ご覧ください、こちら新年度のテキストです。高さにして14cmのボリューム。これを見ただけで卒倒しそうになりました。実はこれ、1年分ではなく半年分なのですよ!
ペラペラめくってみると、4年生の頃よりずっと難しく、また段違いの量となっていることが分かりました。これには驚きと同時にため息、そしてモヤモヤ~っとした何かが胸いっぱいに広がりました。このテキストを理解して、宿題をきちんとこなしていくには、1週間のうちに長女の時間がほとんどない計算になります。「友だちと遊ぶ時間はいつ?」「家族との時間はいったいどこ?」という心境に。小学校の内容からも大きく逸脱していますし、「詰め込み教育」と言われても仕方がないレベルです。どこかの進学校が「勉強ばかりではなく、小学生らしいこともさせてください」と仰っていましたが、これじゃあ小学生らしいことができないのも当たり前。そもそもがむしゃらにやらないと合格レベルに到達できないような子は、進学校には必要ないということなのかもしれません。「気象」のページを読んでみても、これはなんという雲でしょう?という問いがありましたが、イラストで問われても困るなと思いました。実際に見て学習した方が断然良いです。人生は一度しかないのに、将来のためとは言え、貴重な10~12歳をこんなことに費やして良いものか……。

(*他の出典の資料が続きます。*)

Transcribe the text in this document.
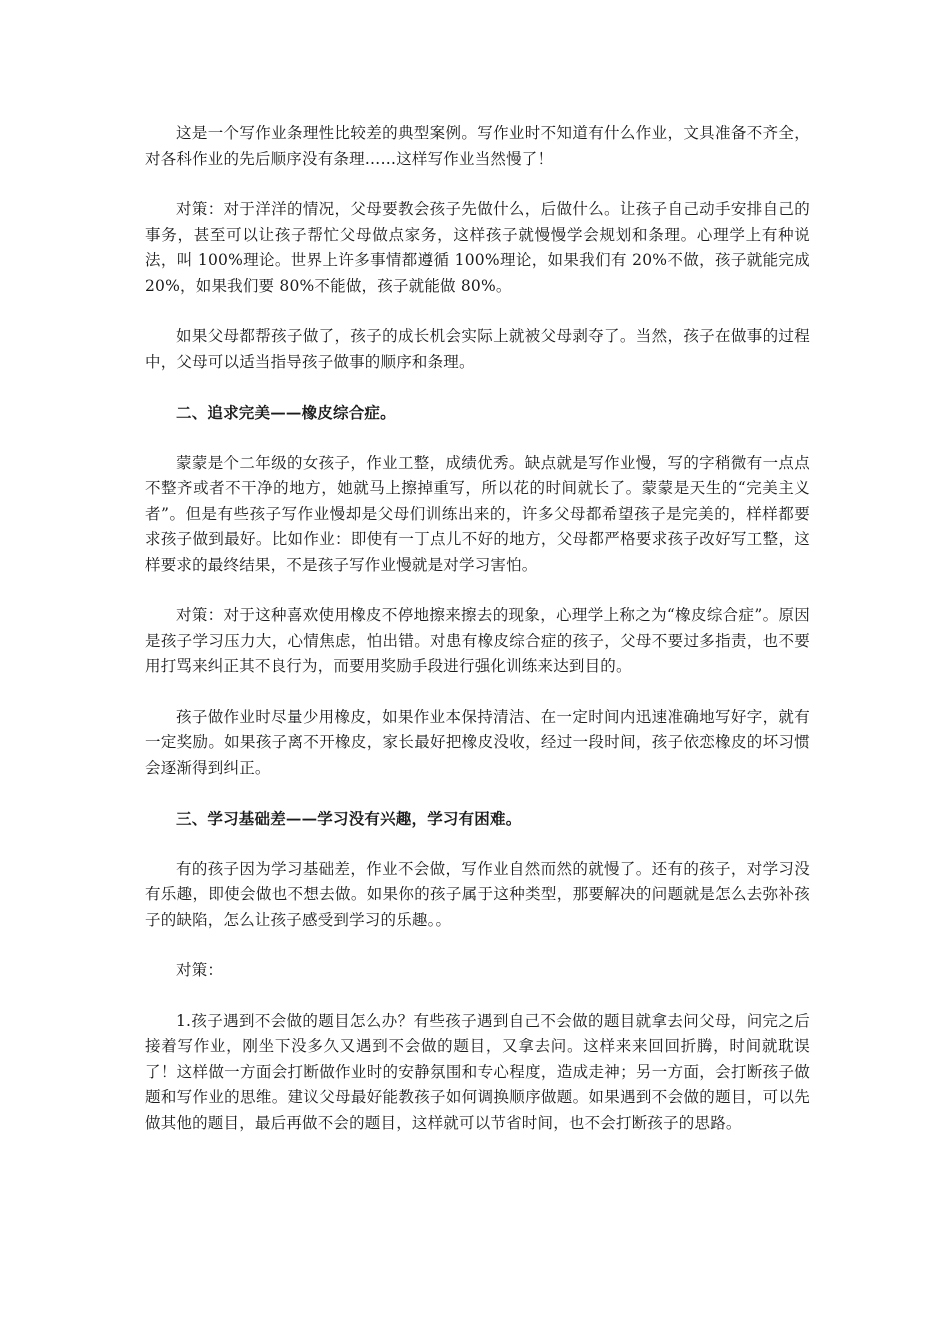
这是一个写作业条理性比较差的典型案例。写作业时不知道有什么作业，文具准备不齐全，对各科作业的先后顺序没有条理……这样写作业当然慢了！

对策：对于洋洋的情况，父母要教会孩子先做什么，后做什么。让孩子自己动手安排自己的事务，甚至可以让孩子帮忙父母做点家务，这样孩子就慢慢学会规划和条理。心理学上有种说法，叫 100%理论。世界上许多事情都遵循 100%理论，如果我们有 20%不做，孩子就能完成 20%，如果我们要 80%不能做，孩子就能做 80%。

如果父母都帮孩子做了，孩子的成长机会实际上就被父母剥夺了。当然，孩子在做事的过程中，父母可以适当指导孩子做事的顺序和条理。

二、追求完美——橡皮综合症。

蒙蒙是个二年级的女孩子，作业工整，成绩优秀。缺点就是写作业慢，写的字稍微有一点点不整齐或者不干净的地方，她就马上擦掉重写，所以花的时间就长了。蒙蒙是天生的“完美主义者”。但是有些孩子写作业慢却是父母们训练出来的，许多父母都希望孩子是完美的，样样都要求孩子做到最好。比如作业：即使有一丁点儿不好的地方，父母都严格要求孩子改好写工整，这样要求的最终结果，不是孩子写作业慢就是对学习害怕。

对策：对于这种喜欢使用橡皮不停地擦来擦去的现象，心理学上称之为“橡皮综合症”。原因是孩子学习压力大，心情焦虑，怕出错。对患有橡皮综合症的孩子，父母不要过多指责，也不要用打骂来纠正其不良行为，而要用奖励手段进行强化训练来达到目的。

孩子做作业时尽量少用橡皮，如果作业本保持清洁、在一定时间内迅速准确地写好字，就有一定奖励。如果孩子离不开橡皮，家长最好把橡皮没收，经过一段时间，孩子依恋橡皮的坏习惯会逐渐得到纠正。

三、学习基础差——学习没有兴趣，学习有困难。

有的孩子因为学习基础差，作业不会做，写作业自然而然的就慢了。还有的孩子，对学习没有乐趣，即使会做也不想去做。如果你的孩子属于这种类型，那要解决的问题就是怎么去弥补孩子的缺陷，怎么让孩子感受到学习的乐趣。。

对策：

1.孩子遇到不会做的题目怎么办？有些孩子遇到自己不会做的题目就拿去问父母，问完之后接着写作业，刚坐下没多久又遇到不会做的题目，又拿去问。这样来来回回折腾，时间就耽误了！这样做一方面会打断做作业时的安静氛围和专心程度，造成走神；另一方面，会打断孩子做题和写作业的思维。建议父母最好能教孩子如何调换顺序做题。如果遇到不会做的题目，可以先做其他的题目，最后再做不会的题目，这样就可以节省时间，也不会打断孩子的思路。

そんなモヤモヤした気持ちで塾の前に立っていると、事務員さんが通りかかり、私のモヤモヤをちょっぴり吐き出させてもらったところ、「去年塾を卒業した子は、塾が好き過ぎてディズニーランドへ通っている気持ちで来ていましたよ」と話してくれました。ディズニーの年パス持っているようなものか、と思えばそれは楽しい人生ですし、やる意味はありそうです。
この話を娘にすると、「私も塾へ行くの、わくわくするよ!」と返ってきました。そう言われてしまうと、もう親はいったんモヤモヤをしまうしかないですが、「塾が好き」なのと「中学受験に合格する」はまた別問題です。本人は志望校に向けて頑張る気持ちでいても、子どもの“頑張る”は個人差が大きいのも事実。「成績がそれほどでもないが、塾は大好きで辞めたくない」という子は結構多いのです。本人が「しんどい」と思った時は、いさぎよく諦める決断を下す勇気も親は持ち合わせていなければならない、と肝に銘じました。
中学受験の道は険しい。どうなることやら、長女の中学受験。ひとまず長女のサポートにしばらく邁進したいと思います。